Hello,
I am currently using Windows and I am using Manjaro in my VM ware. While exporting files from Manjaro to windows I noticed that my system drive just exhausted. I have to clear my temporary file by going to run and typing %temp%. But I am planning to switch to Manjaro. Is there any way out in Manjaro like windows have %temp% to remove temporary file? I am asking for KDE plasma and GNOME.
Thanks & Regards
Welcome to the forum!
Temporary files are kept in /tmp
and are automatically deleted either on shutdown — given that /tmp
is a filesystem in virtual memory — or every 24 hours if the system remains up that long.
They are commonly also only very small files — usually just a few KiB, sometimes a few MiB — so that cannot be filling up your drive. Windows on the other hand is terrible in how it handles temporary files, so I suspect the problem lies in Windows.
Thank you for the solution. I was not aware of /tmp files. Will take care of it.
You cannot go and manually delete everything in there. Some of those files are needed by running processes.
Okay, so the best way is to wait for sometime or for next time system turn on. It will automatically delete it. Right?

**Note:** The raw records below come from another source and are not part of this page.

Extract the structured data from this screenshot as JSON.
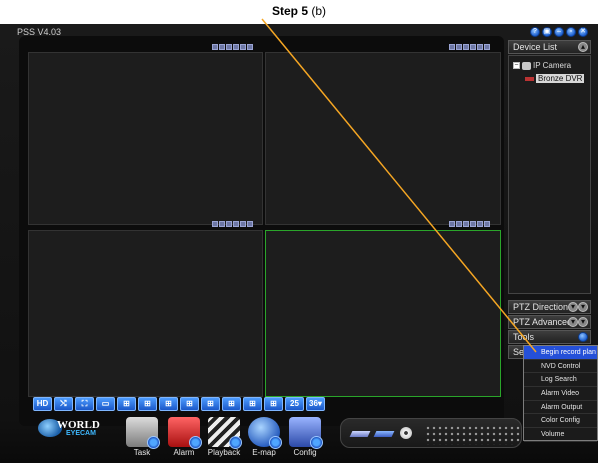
{
  "caption": {
    "step_bold": "Step 5",
    "step_rest": "(b)"
  },
  "app": {
    "title": "PSS  V4.03"
  },
  "window_controls": [
    "?",
    "▣",
    "–",
    "▫",
    "✕"
  ],
  "toolbar": {
    "hd_label": "HD",
    "buttons": [
      "HD",
      "⤭",
      "⛶",
      "▭",
      "⊞",
      "⊞",
      "⊞",
      "⊞",
      "⊞",
      "⊞",
      "⊞",
      "⊞",
      "25",
      "36▾"
    ]
  },
  "sidebar": {
    "device_list_label": "Device List",
    "tree": {
      "root_label": "IP Camera",
      "child_label": "Bronze DVR"
    },
    "ptz_direction_label": "PTZ Direction",
    "ptz_advanced_label": "PTZ Advanced",
    "tools_label": "Tools",
    "setting_label": "Se"
  },
  "context_menu": {
    "items": [
      "Begin record plan",
      "NVD Control",
      "Log Search",
      "Alarm Video",
      "Alarm Output",
      "Color Config",
      "Volume"
    ],
    "highlighted_index": 0
  },
  "launchers": [
    "Task",
    "Alarm",
    "Playback",
    "E-map",
    "Config"
  ],
  "logo": {
    "line1": "WORLD",
    "line2": "EYECAM"
  },
  "colors": {
    "active_cell_border": "#2aa52a",
    "arrow": "#f5a623",
    "menu_highlight": "#2550d8"
  }
}
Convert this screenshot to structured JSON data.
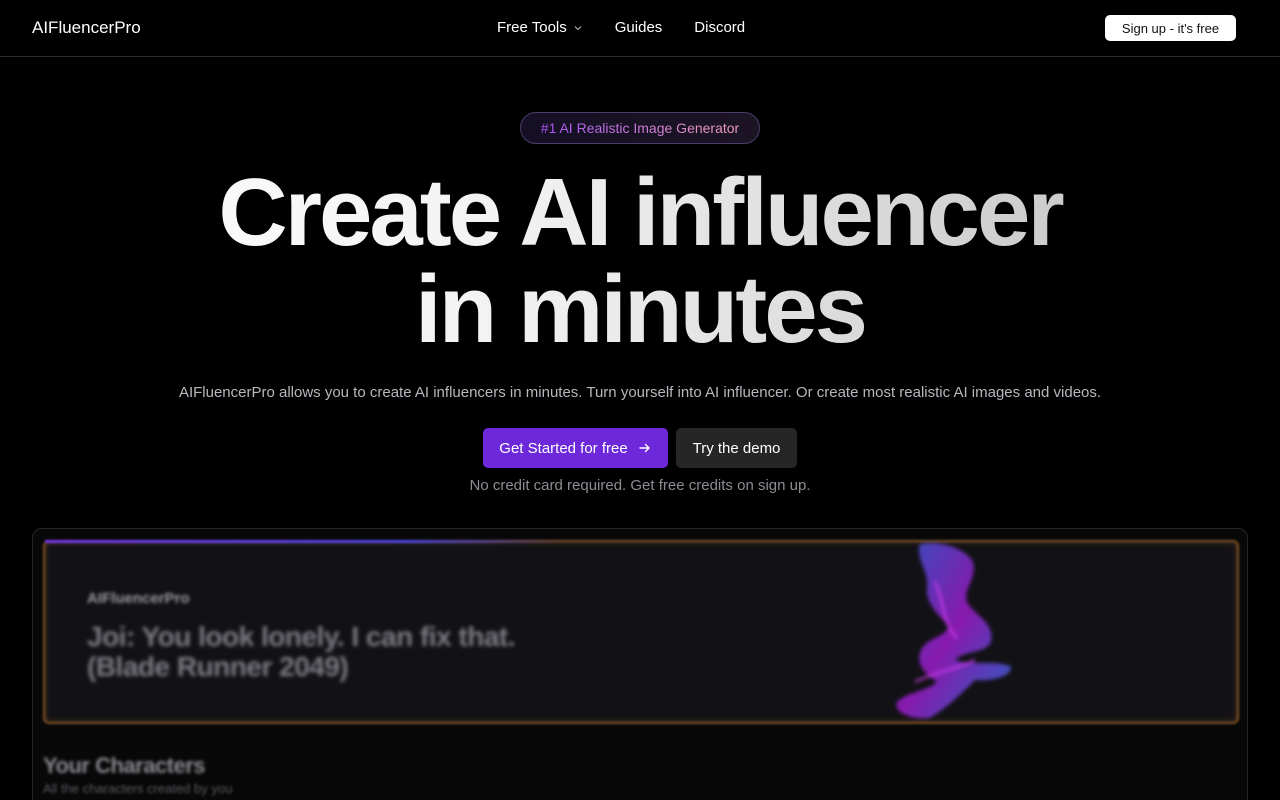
{
  "nav": {
    "logo": "AIFluencerPro",
    "links": [
      {
        "label": "Free Tools",
        "dropdown": true
      },
      {
        "label": "Guides"
      },
      {
        "label": "Discord"
      }
    ],
    "signup_label": "Sign up - it's free"
  },
  "hero": {
    "badge": "#1 AI Realistic Image Generator",
    "headline_line1": "Create AI influencer",
    "headline_line2": "in minutes",
    "subtitle": "AIFluencerPro allows you to create AI influencers in minutes. Turn yourself into AI influencer. Or create most realistic AI images and videos.",
    "primary_cta": "Get Started for free",
    "secondary_cta": "Try the demo",
    "note": "No credit card required. Get free credits on sign up."
  },
  "preview": {
    "brand": "AIFluencerPro",
    "title_line1": "Joi: You look lonely. I can fix that.",
    "title_line2": "(Blade Runner 2049)",
    "characters_title": "Your Characters",
    "characters_subtitle": "All the characters created by you"
  },
  "colors": {
    "accent": "#6d28d9",
    "background": "#000000",
    "banner_border": "#7a4e24"
  }
}
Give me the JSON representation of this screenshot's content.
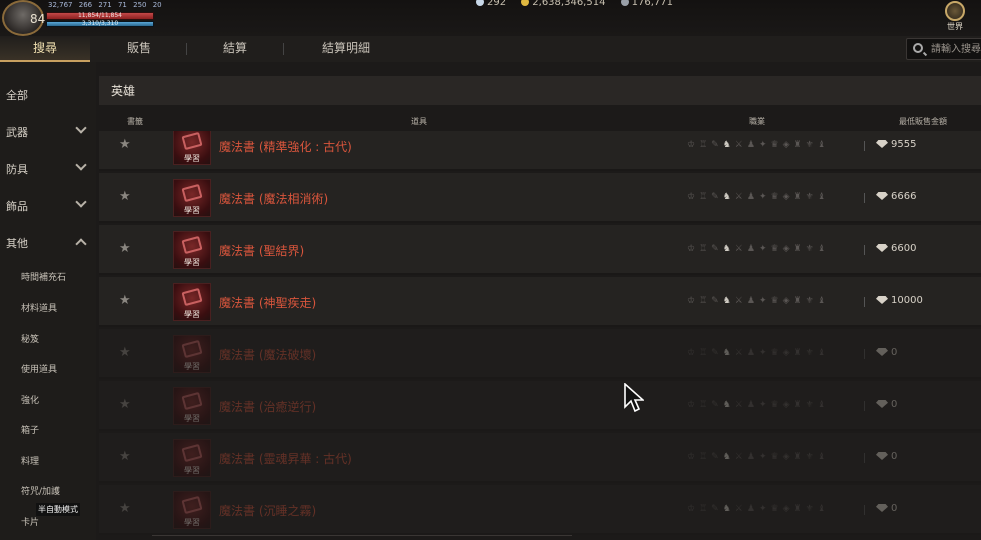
{
  "hud": {
    "level": "84",
    "stats": [
      "32,767",
      "266",
      "271",
      "71",
      "250",
      "20"
    ],
    "hp_text": "11,854/11,854",
    "mp_text": "3,310/3,310",
    "hp_fraction": 1.0,
    "mp_fraction": 1.0,
    "currency": {
      "diamonds": "292",
      "gold": "2,638,346,514",
      "silver": "176,771"
    },
    "world_label": "世界"
  },
  "tabs": [
    {
      "label": "搜尋",
      "active": true
    },
    {
      "label": "販售",
      "active": false
    },
    {
      "label": "結算",
      "active": false
    },
    {
      "label": "結算明細",
      "active": false
    }
  ],
  "search": {
    "placeholder": "請輸入搜尋"
  },
  "sidebar": {
    "categories": [
      {
        "label": "全部",
        "expandable": false
      },
      {
        "label": "武器",
        "expandable": true,
        "expanded": false
      },
      {
        "label": "防具",
        "expandable": true,
        "expanded": false
      },
      {
        "label": "飾品",
        "expandable": true,
        "expanded": false
      },
      {
        "label": "其他",
        "expandable": true,
        "expanded": true
      }
    ],
    "subitems": [
      "時間補充石",
      "材料道具",
      "秘笈",
      "使用道具",
      "強化",
      "箱子",
      "料理",
      "符咒/加護",
      "卡片"
    ],
    "auto_mode": "半自動模式"
  },
  "main": {
    "category_title": "英雄",
    "columns": {
      "fav": "書籤",
      "item": "道具",
      "class": "職業",
      "min_price": "最低販售金額"
    },
    "rows": [
      {
        "name": "魔法書 (精準強化 : 古代)",
        "badge": "學習",
        "price": "9555",
        "dim": false
      },
      {
        "name": "魔法書 (魔法相消術)",
        "badge": "學習",
        "price": "6666",
        "dim": false
      },
      {
        "name": "魔法書 (聖結界)",
        "badge": "學習",
        "price": "6600",
        "dim": false
      },
      {
        "name": "魔法書 (神聖疾走)",
        "badge": "學習",
        "price": "10000",
        "dim": false
      },
      {
        "name": "魔法書 (魔法破壞)",
        "badge": "學習",
        "price": "0",
        "dim": true
      },
      {
        "name": "魔法書 (治癒逆行)",
        "badge": "學習",
        "price": "0",
        "dim": true
      },
      {
        "name": "魔法書 (靈魂昇華 : 古代)",
        "badge": "學習",
        "price": "0",
        "dim": true
      },
      {
        "name": "魔法書 (沉睡之霧)",
        "badge": "學習",
        "price": "0",
        "dim": true
      }
    ]
  },
  "colors": {
    "accent": "#c8a060",
    "item_name": "#d8553c",
    "background": "#1c1a19"
  }
}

Yes, the directory will be empty upon the next boot, but right away some processes will create small files in there of only a few KiB worth. Do not delete those files. The system will automatically delete all temporary files that have not been accessed in the last 24 hours.

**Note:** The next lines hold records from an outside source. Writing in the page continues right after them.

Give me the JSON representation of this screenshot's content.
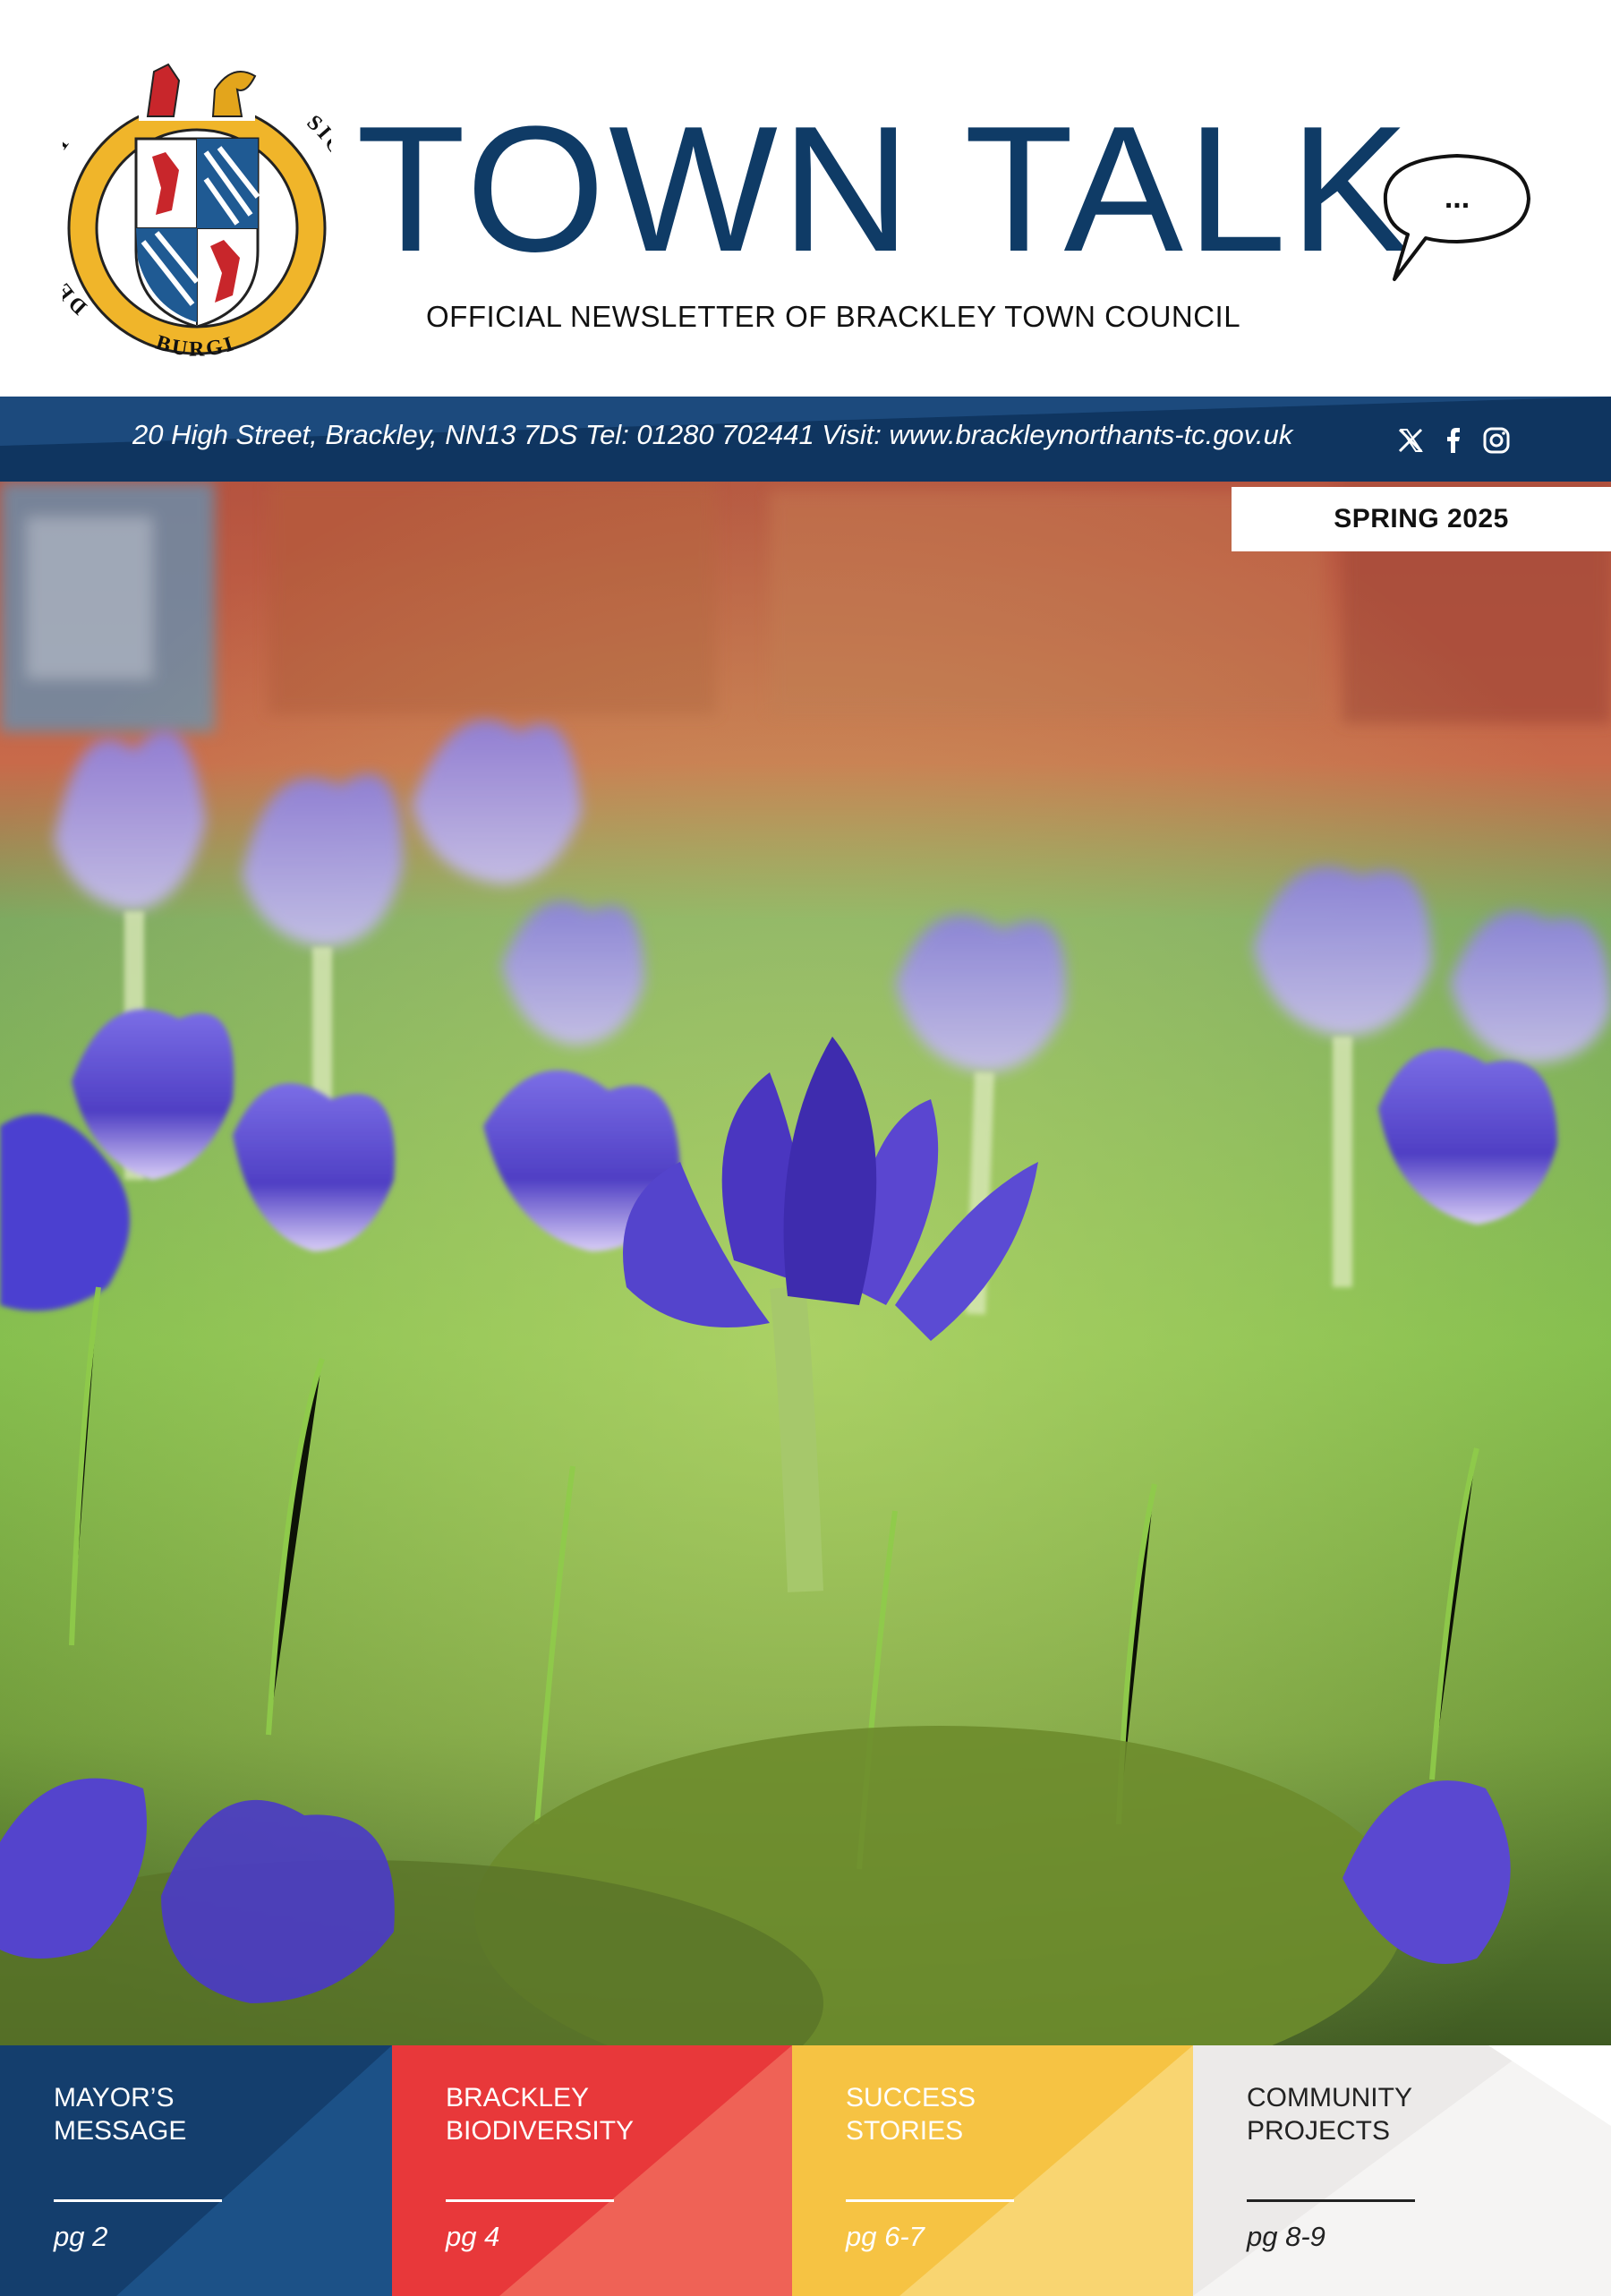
{
  "header": {
    "title": "TOWN TALK",
    "subtitle": "OFFICIAL NEWSLETTER OF BRACKLEY TOWN COUNCIL",
    "crest_text_left": "DE BRACKLEY",
    "crest_text_right": "SIGILLUM",
    "crest_text_bottom": "BURGI",
    "bubble_text": "..."
  },
  "contact": {
    "text": "20 High Street, Brackley, NN13 7DS Tel: 01280 702441 Visit: www.brackleynorthants-tc.gov.uk",
    "icons": [
      "x-icon",
      "facebook-icon",
      "instagram-icon"
    ]
  },
  "issue": {
    "season": "SPRING 2025"
  },
  "tiles": [
    {
      "label": "MAYOR’S\nMESSAGE",
      "page": "pg 2",
      "color": "#143e6d"
    },
    {
      "label": "BRACKLEY\nBIODIVERSITY",
      "page": "pg 4",
      "color": "#e8383a"
    },
    {
      "label": "SUCCESS\nSTORIES",
      "page": "pg 6-7",
      "color": "#f6c343"
    },
    {
      "label": "COMMUNITY\nPROJECTS",
      "page": "pg 8-9",
      "color": "#eceae9"
    }
  ],
  "colors": {
    "navy": "#0f3b66",
    "gold": "#e3a51c",
    "red": "#c8262b"
  }
}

Besides, GNU/Linux is very well-behaved in that regard. Every program that creates temporary files will delete those files again when the program exits.

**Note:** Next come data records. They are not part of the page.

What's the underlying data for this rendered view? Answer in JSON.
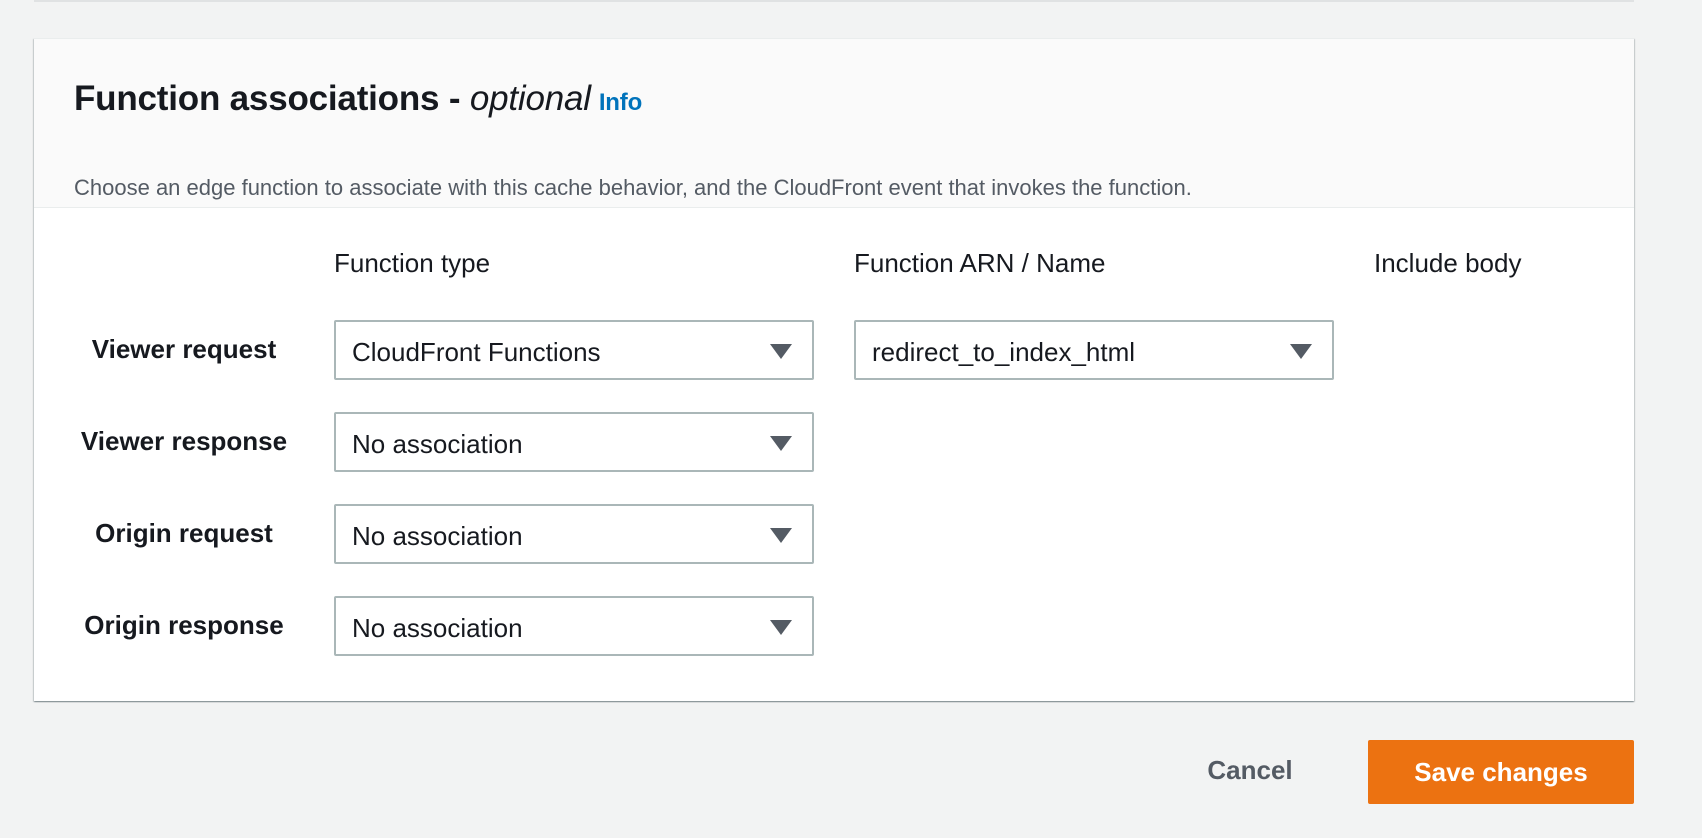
{
  "panel": {
    "title": "Function associations",
    "title_dash": " - ",
    "title_optional": "optional",
    "info_link": "Info",
    "description": "Choose an edge function to associate with this cache behavior, and the CloudFront event that invokes the function."
  },
  "columns": {
    "function_type": "Function type",
    "function_arn": "Function ARN / Name",
    "include_body": "Include body"
  },
  "rows": [
    {
      "label": "Viewer request",
      "function_type": "CloudFront Functions",
      "function_arn": "redirect_to_index_html"
    },
    {
      "label": "Viewer response",
      "function_type": "No association"
    },
    {
      "label": "Origin request",
      "function_type": "No association"
    },
    {
      "label": "Origin response",
      "function_type": "No association"
    }
  ],
  "actions": {
    "cancel": "Cancel",
    "save": "Save changes"
  },
  "colors": {
    "accent": "#ec7211",
    "link": "#0073bb"
  },
  "icons": {
    "select_caret": "caret-down-icon"
  }
}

Your problem lies not with GNU/Linux, it lies with Windows.
Got it. Thanks.
Regarding system temporary files, it is taken care of for the user.
The rest is for educational purposes.
The systemd service is systemd-tmpfiles.
List systemd timers. Should see: “systemd-tmpfiles-clean.timer systemd-tmpfiles-clean.service”
systemctl list-timers --no-pager
Show the service (default) and timer config files
systemctl cat systemd-tmpfiles-clean.{service,timer} --no-pager
# same as the above, except no bash brace expansion
systemctl cat systemd-tmpfiles-clean --no-pager
systemctl cat systemd-tmpfiles-clean.timer --no-pager
Show journal messages associated with the service systemd-tmpfiles-clean
journalctl -b -u systemd-tmpfiles-clean
The timer config file contains:
OnBootSec=15min
OnUnitActiveSec=1d
The first is relative to boot - 15 minutes after boot. The second is relative to OnBootSec - every 24 hours.
The service config file contains:
ExecStart=systemd-tmpfiles --clean
Where does a linux user find documentation for these keywords. Start by looking at the most
important systemd man page, systemd.directives. It’s an index of systemd’s directives (keywords), so you can find the real man page.
Learn everything you can about systemd and its’ utilities.
It’s better to forget about those Windows habits, there are a lot of things in the Linux world that don’t need to be done.